March 20, 2017
Despite the fact that Google has developed its own custom machine learning chips, the company is well-known as a user of GPUs internally, particularly for its deep learning efforts, in addition to offering GPUs in its cloud.
At last year’s Nvidia GPU Technology Conference, Jeff Dean, Senior Google Fellow offered a vivid description of how the search giant has deployed GPUs for a large number of workloads, many centered around speech recognition and language-oriented research projects as well as various computer vision efforts. What was clear from Dean’s talk—and from watching other deep learning shops with large GPU cluster counts—is that the real innovation is around tightening deep learning algorithms and frameworks to hum on GPU clusters.
The Google Brain team, which focuses on many of the areas cited above, is working on software tuning to keep pushing the limits of GPU backed machine learning. Most recently, a group there has put together a detailed analysis of architectural hyperparameters for neural machine translation systems, an effort that required more than 250,000 GPU hours on their in-house cluster, which is based on Nvidia Tesla K40m and Tesla K80 GPUs, distributed over 8 parallel workers and 6 parameter servers. New work will help push current hardware and software approaches to the NMT problem beyond current limitations.
“One shortcoming of current NMT architectures is the amount of compute required to train them. Training on real-world datasets of several million examples typically requires dozens of GPUs and convergence time is on the order of days to weeks. While sweeping across large hyper-parameter spaces is common in computer vision, such exploration would be prohibitively expensive for NMT models, limiting researchers to well-established architectures and hyper-parameter choices.”
Even though GPUs are best suited to the NMT task for the Google Brain team, making the models more comprehensive and richer requires co-design and optimization, something the researchers focused on during the architectural analysis.

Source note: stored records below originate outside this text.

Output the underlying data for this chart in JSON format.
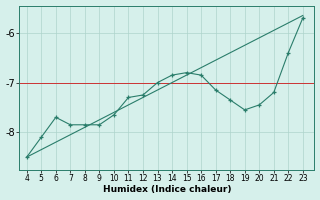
{
  "x": [
    4,
    5,
    6,
    7,
    8,
    9,
    10,
    11,
    12,
    13,
    14,
    15,
    16,
    17,
    18,
    19,
    20,
    21,
    22,
    23
  ],
  "y": [
    -8.5,
    -8.1,
    -7.7,
    -7.85,
    -7.85,
    -7.85,
    -7.65,
    -7.3,
    -7.25,
    -7.0,
    -6.85,
    -6.8,
    -6.85,
    -7.15,
    -7.35,
    -7.55,
    -7.45,
    -7.2,
    -6.4,
    -5.7
  ],
  "trend_x": [
    4,
    23
  ],
  "trend_y": [
    -8.5,
    -5.65
  ],
  "xlim": [
    3.5,
    23.8
  ],
  "ylim": [
    -8.75,
    -5.45
  ],
  "yticks": [
    -8,
    -7,
    -6
  ],
  "xticks": [
    4,
    5,
    6,
    7,
    8,
    9,
    10,
    11,
    12,
    13,
    14,
    15,
    16,
    17,
    18,
    19,
    20,
    21,
    22,
    23
  ],
  "xlabel": "Humidex (Indice chaleur)",
  "line_color": "#2a7d6b",
  "bg_color": "#d6f0eb",
  "grid_color": "#aed4cc",
  "red_line_y": -7.0,
  "red_line_color": "#cc3333",
  "tick_fontsize": 5.5,
  "xlabel_fontsize": 6.5,
  "ylabel_fontsize": 7
}
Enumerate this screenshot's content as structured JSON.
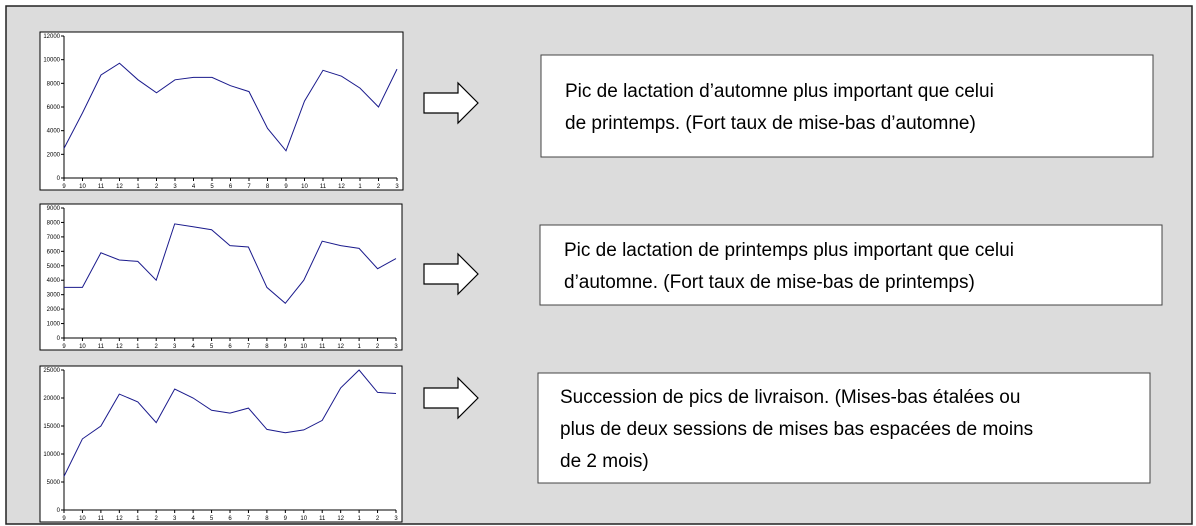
{
  "chart_data": [
    {
      "type": "line",
      "categories": [
        "9",
        "10",
        "11",
        "12",
        "1",
        "2",
        "3",
        "4",
        "5",
        "6",
        "7",
        "8",
        "9",
        "10",
        "11",
        "12",
        "1",
        "2",
        "3"
      ],
      "values": [
        2500,
        5500,
        8700,
        9700,
        8300,
        7200,
        8300,
        8500,
        8500,
        7800,
        7300,
        4200,
        2300,
        6500,
        9100,
        8600,
        7600,
        6000,
        9200
      ],
      "color": "#1a1a8c",
      "ylim": [
        0,
        12000
      ],
      "yticks": [
        0,
        2000,
        4000,
        6000,
        8000,
        10000,
        12000
      ]
    },
    {
      "type": "line",
      "categories": [
        "9",
        "10",
        "11",
        "12",
        "1",
        "2",
        "3",
        "4",
        "5",
        "6",
        "7",
        "8",
        "9",
        "10",
        "11",
        "12",
        "1",
        "2",
        "3"
      ],
      "values": [
        3500,
        3500,
        5900,
        5400,
        5300,
        4000,
        7900,
        7700,
        7500,
        6400,
        6300,
        3500,
        2400,
        4000,
        6700,
        6400,
        6200,
        4800,
        5500
      ],
      "color": "#1a1a8c",
      "ylim": [
        0,
        9000
      ],
      "yticks": [
        0,
        1000,
        2000,
        3000,
        4000,
        5000,
        6000,
        7000,
        8000,
        9000
      ]
    },
    {
      "type": "line",
      "categories": [
        "9",
        "10",
        "11",
        "12",
        "1",
        "2",
        "3",
        "4",
        "5",
        "6",
        "7",
        "8",
        "9",
        "10",
        "11",
        "12",
        "1",
        "2",
        "3"
      ],
      "values": [
        6000,
        12700,
        15000,
        20700,
        19300,
        15600,
        21600,
        20000,
        17800,
        17300,
        18200,
        14400,
        13800,
        14300,
        16000,
        21800,
        25000,
        21000,
        20800
      ],
      "color": "#1a1a8c",
      "ylim": [
        0,
        25000
      ],
      "yticks": [
        0,
        5000,
        10000,
        15000,
        20000,
        25000
      ]
    }
  ],
  "notes": [
    {
      "lines": [
        "Pic de lactation d’automne plus important que celui",
        "de printemps. (Fort taux de mise-bas d’automne)"
      ]
    },
    {
      "lines": [
        "Pic de lactation de printemps plus important que celui",
        "d’automne. (Fort taux de mise-bas de printemps)"
      ]
    },
    {
      "lines": [
        "Succession de pics de livraison. (Mises-bas étalées ou",
        "plus de deux sessions de mises bas espacées de moins",
        "de 2 mois)"
      ]
    }
  ]
}
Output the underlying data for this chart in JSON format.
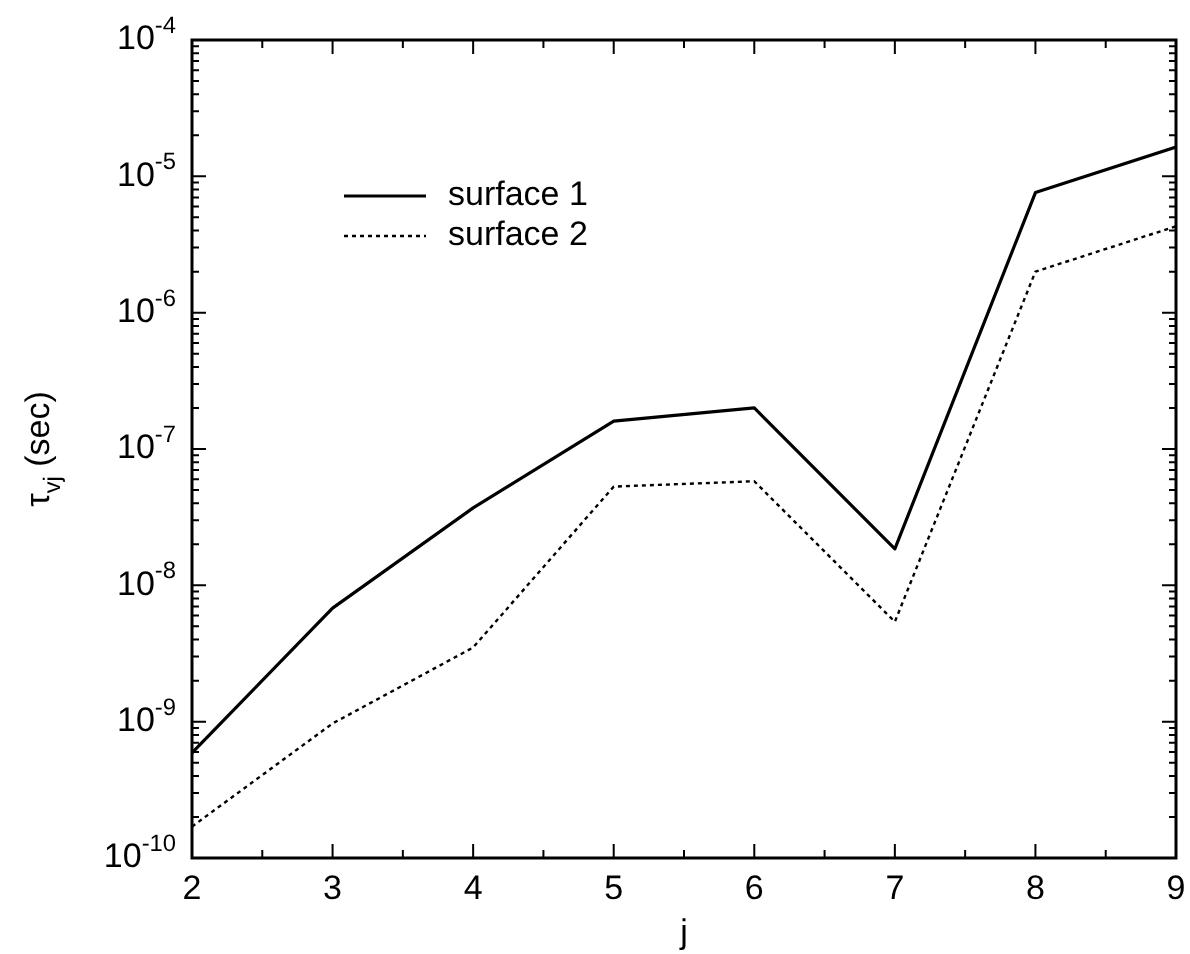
{
  "chart_data": {
    "type": "line",
    "xlabel": "j",
    "ylabel": "τ$_{vj}$ (sec)",
    "log": "y",
    "legend": "top left",
    "grid": false,
    "marker": "none",
    "x": [
      2,
      3,
      4,
      5,
      6,
      7,
      8,
      9
    ],
    "xlim": [
      2,
      9
    ],
    "xticks": [
      2,
      {
        "value": 2.5,
        "label": null
      },
      3,
      {
        "value": 3.5,
        "label": null
      },
      4,
      {
        "value": 4.5,
        "label": null
      },
      5,
      {
        "value": 5.5,
        "label": null
      },
      6,
      {
        "value": 6.5,
        "label": null
      },
      7,
      {
        "value": 7.5,
        "label": null
      },
      8,
      {
        "value": 8.5,
        "label": null
      },
      9
    ],
    "ylim": [
      1e-10,
      0.0001
    ],
    "yticks": [
      {
        "value": 1e-10,
        "label": "10$^{-10}$"
      },
      {
        "value": 1e-09,
        "label": "10$^{-9}$"
      },
      {
        "value": 1e-08,
        "label": "10$^{-8}$"
      },
      {
        "value": 1e-07,
        "label": "10$^{-7}$"
      },
      {
        "value": 1e-06,
        "label": "10$^{-6}$"
      },
      {
        "value": 1e-05,
        "label": "10$^{-5}$"
      },
      {
        "value": 0.0001,
        "label": "10$^{-4}$"
      }
    ],
    "series": [
      {
        "name": "surface 1",
        "color": "#000000",
        "line_style": "solid",
        "values": [
          5.9e-10,
          6.8e-09,
          3.7e-08,
          1.6e-07,
          2e-07,
          1.85e-08,
          7.6e-06,
          1.64e-05
        ]
      },
      {
        "name": "surface 2",
        "color": "#000000",
        "line_style": "dotted",
        "values": [
          1.7e-10,
          9.7e-10,
          3.5e-09,
          5.3e-08,
          5.8e-08,
          5.4e-09,
          2e-06,
          4.3e-06
        ]
      }
    ]
  }
}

This analysis, while focused on architecture, goes far beyond hardware. The architectural conditions that provided the best performance have been packaged up and provided as an open source software framework based on TensorFlow to allow reproducible sequence-to-sequence model deployments.
In the new work, the team showed how small changes in the values of hyper-parameters and different initializations can affect results. “We purposely built this framework to enable reproducible state of the art implementations of Neural Machine Translation architectures. As part of our contribution we are releasing the framework and all configuration files needed to reproduce our results,” the Google Brain researchers explain. The code, found on GitHub, is “a modular software framework that allows researchers to explore novel architectures with minimal code changes, and define experimental parameters in a reproducible manner.” They note that while they have achieved good results with this approach, the same framework can extend to other problems, including summarization, conversational modeling and image-to-text.
On the WMT’14 English-to-French and English-to-German benchmarks, Google’s Neural Machine Translation achieves competitive results to state-of-the-art. Using a human side-by-side evaluation on a set of isolated simple sentences, it reduces translation errors by an average of 60% compared to Google’s phrase-based production system.
Google’s internal neural machine translation work was made public at the end of 2016 and is the driving neural network force behind Google Translate. Using millions of training examples, the translation service is able to pick up on nuances that go far beyond simply providing word-by-word literal translations, grabbing semantics of full sentences. This is similar to the services Chinese search giant Baidu provides and like Google, GPUs are at the heart of much of the research work there, as we have described in depth in the past.